Ashland resident Justin Underwood noticed his dog, a 9-year-old border collie was missing.
Underwood discovered Mac had chewed through his wooden gate some time before 8 p.m. on Wednesday, Oct. 23. Immediately the Underwoods went on a hunt for their beloved dog, not giving up until almost midnight.
"This dog meant a lot to us. We owed it to him to get him back," Justin said.
Although Mac was microchipped and even had an identifiable ear tattoo, the Underwoods went an extra step and posted "lost dog" posters around their community.
Friday morning Justin received a phone call from an individual stating that she had shot Mac because he had trespassed into her goat pen.
When Justin asked what was done with the body, the individual was very hesitant in responding.
"I had to ask her over and over where the body was and she didn't want to say at first," Justin said. "Finally she told us she had dumped him off a bridge on the east side of town."
Although saddened by the news of their dog, Justin said he understood Mac had trespassed and had accepted the consequences.
That sentiment changed with a surprising discovery.
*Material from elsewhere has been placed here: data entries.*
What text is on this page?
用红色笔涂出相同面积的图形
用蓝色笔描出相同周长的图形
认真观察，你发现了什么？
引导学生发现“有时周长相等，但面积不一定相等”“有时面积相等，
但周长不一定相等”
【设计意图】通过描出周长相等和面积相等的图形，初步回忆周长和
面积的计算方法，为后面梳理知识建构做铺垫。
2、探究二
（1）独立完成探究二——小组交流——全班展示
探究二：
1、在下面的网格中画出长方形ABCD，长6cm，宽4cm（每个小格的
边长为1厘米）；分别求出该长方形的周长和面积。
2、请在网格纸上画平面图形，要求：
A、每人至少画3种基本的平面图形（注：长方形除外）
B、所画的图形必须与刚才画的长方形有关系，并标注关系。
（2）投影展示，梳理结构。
Mac's body was sent to a research lab at K-State by the Clark County Sheriff's Office. The results showed no evidence of a gunshot wound; Mac's death was caused by strangulation.
"When we found out he was strangled to death, that changed everything for us," Justin said. "We're now trying to file this case under Magnum's law."
Under Magnum's law, it is a felony to hurt or kill an animal intentionally.
The Underwoods feel dissatisfaction by the chain of events leading to death of their dog. Justin said that in her statement to Clark County Sheriff's, the woman confessed that Mac cowered to her when she approached him, presenting a chance to contact the Underwoods.
The collar that showed Mac's information was taken off before the woman disposed of the body.
"We're in the livestock business, so we understand having to protect your livestock, but she crossed the line," Justin said. "Mac wasn't a repeat offender, he wasn't a mean dog. Losing him not only meant losing a family dog but he was also very instrumental to our breeding program."
The Clark County Attorney's office told the Underwoods the case is "open and under investigation."
The county attorney was not available for comment prior to press time.